Objectives of this chapter

Because of their simple structure, the oceanic plates offer an ideal situation for the application of simple thermal models to geodynamics. In this chapter, we present the cooling model of the sea floor. We shall analyze how the model depends on boundary conditions and discuss how well the model's predictions fit the data. We shall also show how the discrepancies between the model's predictions and the data lead to the inference of hydrothermal circulation in the young oceanic crust, and small-scale convection in the mantle beneath old ocean basins. We shall also use the cooling model to analyze the effect of mantle hot spots on the oceanic plates. Finally, we shall show how the cooling model for the oceanic lithosphere explains many other geophysical observations.

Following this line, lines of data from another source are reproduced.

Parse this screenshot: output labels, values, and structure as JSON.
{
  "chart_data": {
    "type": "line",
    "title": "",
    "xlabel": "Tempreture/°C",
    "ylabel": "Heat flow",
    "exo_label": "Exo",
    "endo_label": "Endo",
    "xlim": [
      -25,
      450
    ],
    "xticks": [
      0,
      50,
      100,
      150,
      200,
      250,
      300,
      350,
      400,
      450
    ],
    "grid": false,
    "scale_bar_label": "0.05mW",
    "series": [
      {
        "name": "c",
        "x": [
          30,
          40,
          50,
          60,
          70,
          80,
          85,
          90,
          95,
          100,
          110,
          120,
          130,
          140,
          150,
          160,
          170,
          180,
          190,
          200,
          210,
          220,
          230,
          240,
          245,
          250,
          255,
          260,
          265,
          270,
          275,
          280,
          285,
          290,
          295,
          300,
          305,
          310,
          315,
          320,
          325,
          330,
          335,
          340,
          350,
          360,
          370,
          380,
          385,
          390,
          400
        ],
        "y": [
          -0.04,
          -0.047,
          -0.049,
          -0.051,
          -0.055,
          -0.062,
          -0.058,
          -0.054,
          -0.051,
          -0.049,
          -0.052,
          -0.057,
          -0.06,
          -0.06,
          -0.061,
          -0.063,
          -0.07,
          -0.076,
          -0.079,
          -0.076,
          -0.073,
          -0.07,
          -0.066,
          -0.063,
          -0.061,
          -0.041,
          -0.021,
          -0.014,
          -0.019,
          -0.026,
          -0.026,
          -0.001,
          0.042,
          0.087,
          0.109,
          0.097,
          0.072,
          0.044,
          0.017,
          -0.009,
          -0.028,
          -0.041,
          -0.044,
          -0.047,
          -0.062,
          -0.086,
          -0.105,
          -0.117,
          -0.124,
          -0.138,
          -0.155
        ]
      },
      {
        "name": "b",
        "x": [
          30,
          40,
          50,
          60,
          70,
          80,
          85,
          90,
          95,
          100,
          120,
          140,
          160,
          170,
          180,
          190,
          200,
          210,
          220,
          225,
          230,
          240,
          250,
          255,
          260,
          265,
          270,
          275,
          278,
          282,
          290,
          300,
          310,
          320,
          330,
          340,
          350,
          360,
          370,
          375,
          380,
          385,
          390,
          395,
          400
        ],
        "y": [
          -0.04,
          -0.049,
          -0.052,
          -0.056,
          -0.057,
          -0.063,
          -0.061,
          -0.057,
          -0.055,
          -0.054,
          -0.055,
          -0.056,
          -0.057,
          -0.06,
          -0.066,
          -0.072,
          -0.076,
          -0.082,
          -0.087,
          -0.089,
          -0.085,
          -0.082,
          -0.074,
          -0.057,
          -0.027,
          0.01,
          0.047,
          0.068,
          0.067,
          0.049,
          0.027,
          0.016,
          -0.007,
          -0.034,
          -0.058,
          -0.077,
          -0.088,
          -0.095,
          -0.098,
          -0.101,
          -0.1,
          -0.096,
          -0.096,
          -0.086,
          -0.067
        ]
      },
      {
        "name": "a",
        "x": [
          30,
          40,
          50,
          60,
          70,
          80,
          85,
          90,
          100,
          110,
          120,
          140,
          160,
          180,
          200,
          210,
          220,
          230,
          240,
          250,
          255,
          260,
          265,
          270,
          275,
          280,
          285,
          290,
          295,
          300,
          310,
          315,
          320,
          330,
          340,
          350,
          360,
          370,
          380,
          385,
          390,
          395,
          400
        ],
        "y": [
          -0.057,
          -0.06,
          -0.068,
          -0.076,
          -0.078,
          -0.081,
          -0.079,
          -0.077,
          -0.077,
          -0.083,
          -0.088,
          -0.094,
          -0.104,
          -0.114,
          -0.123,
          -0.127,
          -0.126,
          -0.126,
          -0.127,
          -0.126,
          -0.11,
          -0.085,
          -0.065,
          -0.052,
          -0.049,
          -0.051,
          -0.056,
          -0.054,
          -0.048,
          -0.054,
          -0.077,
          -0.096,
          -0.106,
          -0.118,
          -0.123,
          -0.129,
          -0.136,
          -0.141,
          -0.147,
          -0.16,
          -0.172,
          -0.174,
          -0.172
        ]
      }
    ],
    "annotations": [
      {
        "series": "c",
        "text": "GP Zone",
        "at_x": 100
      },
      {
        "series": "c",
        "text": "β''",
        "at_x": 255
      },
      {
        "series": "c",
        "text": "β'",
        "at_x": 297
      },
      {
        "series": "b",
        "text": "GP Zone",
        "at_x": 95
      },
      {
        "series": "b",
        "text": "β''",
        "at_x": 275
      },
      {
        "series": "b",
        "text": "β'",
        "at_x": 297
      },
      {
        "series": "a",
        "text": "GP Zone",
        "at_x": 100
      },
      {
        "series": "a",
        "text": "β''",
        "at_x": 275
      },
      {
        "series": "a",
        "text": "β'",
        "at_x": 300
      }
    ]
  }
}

Continental and oceanic heat flow

Introduction

With the sea-floor spreading hypothesis and the advent of plate tectonics, it became clear that oceanic and continental heat flow are fundamentally different. While crustal radiogenic heat production is the largest component of the continental heat flux, oceanic heat flux is due to the transport of heat to the surface of the Earth by mantle convection (Turcotte and Oxburgh, 1967; McKenzie, 1967; Sclater and Francheteau, 1970). The oceanic lithosphere is in a transient thermal state in contrast with continents which are mostly in, or close to, thermal steady-state. Oceanic heat flux is described by a decreasing function of age which parallels that of elevation (or bathymetry).